National Post

German market risky play for HBC

- BY DAVID FRIEND

TORONTO • Shopping in Germany could leave Hudson’s Bay Co. with a handful of new challenges if it emerges the winning bidder for department store operator Kaufhof.

The Canadian retailer is reportedly planning to make a binding offer for the Kaufhof chain in hopes of expanding into a new market and scooping up the valuable properties that come with it.

But the move could also leave the iconic Canadian company taking a big risk as an outsider in a foreign land.

“There’s a considerab­le amount of due diligence that needs to be done to understand a new country,” said Sandy Silva, NPD Group’s fashion industry analyst.

It wouldn’t be the first time a retailer strolled into the tough German market with big hopes and was instead dealt a rude awakening.
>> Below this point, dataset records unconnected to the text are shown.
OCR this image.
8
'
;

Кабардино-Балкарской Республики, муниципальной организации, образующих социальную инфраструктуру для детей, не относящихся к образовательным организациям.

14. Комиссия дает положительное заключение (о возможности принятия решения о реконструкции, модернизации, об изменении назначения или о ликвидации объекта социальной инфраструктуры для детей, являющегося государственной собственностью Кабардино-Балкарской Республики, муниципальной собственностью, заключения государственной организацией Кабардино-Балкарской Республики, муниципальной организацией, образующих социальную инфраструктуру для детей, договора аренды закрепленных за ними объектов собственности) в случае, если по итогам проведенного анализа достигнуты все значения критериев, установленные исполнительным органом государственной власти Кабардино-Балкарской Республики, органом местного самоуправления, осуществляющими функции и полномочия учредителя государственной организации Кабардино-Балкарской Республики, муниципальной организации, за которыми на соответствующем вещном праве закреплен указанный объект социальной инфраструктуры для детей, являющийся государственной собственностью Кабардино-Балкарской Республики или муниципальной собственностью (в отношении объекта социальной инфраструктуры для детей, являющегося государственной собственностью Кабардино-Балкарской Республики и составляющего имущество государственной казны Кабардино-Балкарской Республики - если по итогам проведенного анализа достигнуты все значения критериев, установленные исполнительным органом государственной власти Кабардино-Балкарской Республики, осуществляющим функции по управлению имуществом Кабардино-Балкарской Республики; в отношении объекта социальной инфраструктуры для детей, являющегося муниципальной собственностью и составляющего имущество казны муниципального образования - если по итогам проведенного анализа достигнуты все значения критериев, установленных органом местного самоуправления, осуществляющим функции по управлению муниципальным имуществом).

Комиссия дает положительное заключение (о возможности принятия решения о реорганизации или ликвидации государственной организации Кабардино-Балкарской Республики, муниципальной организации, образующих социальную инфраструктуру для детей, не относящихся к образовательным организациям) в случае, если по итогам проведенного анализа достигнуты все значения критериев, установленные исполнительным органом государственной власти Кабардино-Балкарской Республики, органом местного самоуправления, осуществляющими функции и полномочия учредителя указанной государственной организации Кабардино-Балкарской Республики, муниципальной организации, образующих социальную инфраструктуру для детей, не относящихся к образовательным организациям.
Walmart left in 2006 after a failure to understand local customs stretched from its break rooms to the cash registers. Others like England’s Marks & Spencer and Castorama, the French home improvemen­t retailer, also retreated.

Hudson’s Bay is said to be bidding for Kaufhof against Austrian real estate company Signa, owner of fellow German department store chain Karstadt, with unofficial offers pegged at around $3.5 billion.

If Hudson’s Bay wins, the company would hold a valuable slate of real estate, with 120 Kaufhof stores across Germany and another 16 in Belgium.

Hudson’s Bay has already generated profits from its North American real estate portfolio, grabbing $650 million in a saleleaseb­ack for its flagship store in downtown Toronto and another $1.8 billion from Zeller’s store leases in 2011.

In Germany, one of the most valuable spaces would be Kaufhof ’s flagship store at the heart of the Alexanderp­latz public square in Berlin. The area is flooded with tourists and is one of the country’s busiest department stores.

But Hudson’s Bay would still be tasked with operating in a mature consumer market where the department store model is fading, said Thomas Roeb, an economics professor at Bonn-Rhein-Sieg University.

“Kaufhof is a high-risk investment for any prospectiv­e buyer,” he said in a statement. “History tells us it is particular­ly difficult for foreign companies that have struggled to understand the German consumer.”

Even more than Target Corp.’ s failure in Canada, Walmart found that Germany is a hard market to crack. The discount retailer arrived puffcheste­d in 1998, buying about 95 stores from two local chains who failed to make many of them profitable.

From there, disaster struck, as an American Walmart executive parachuted in, making demands that mimicked the U.S formula. Walmart’s famous low prices were consistent­ly undercut by local discount chains. Eight years after its launch, the company packed its bags and went home.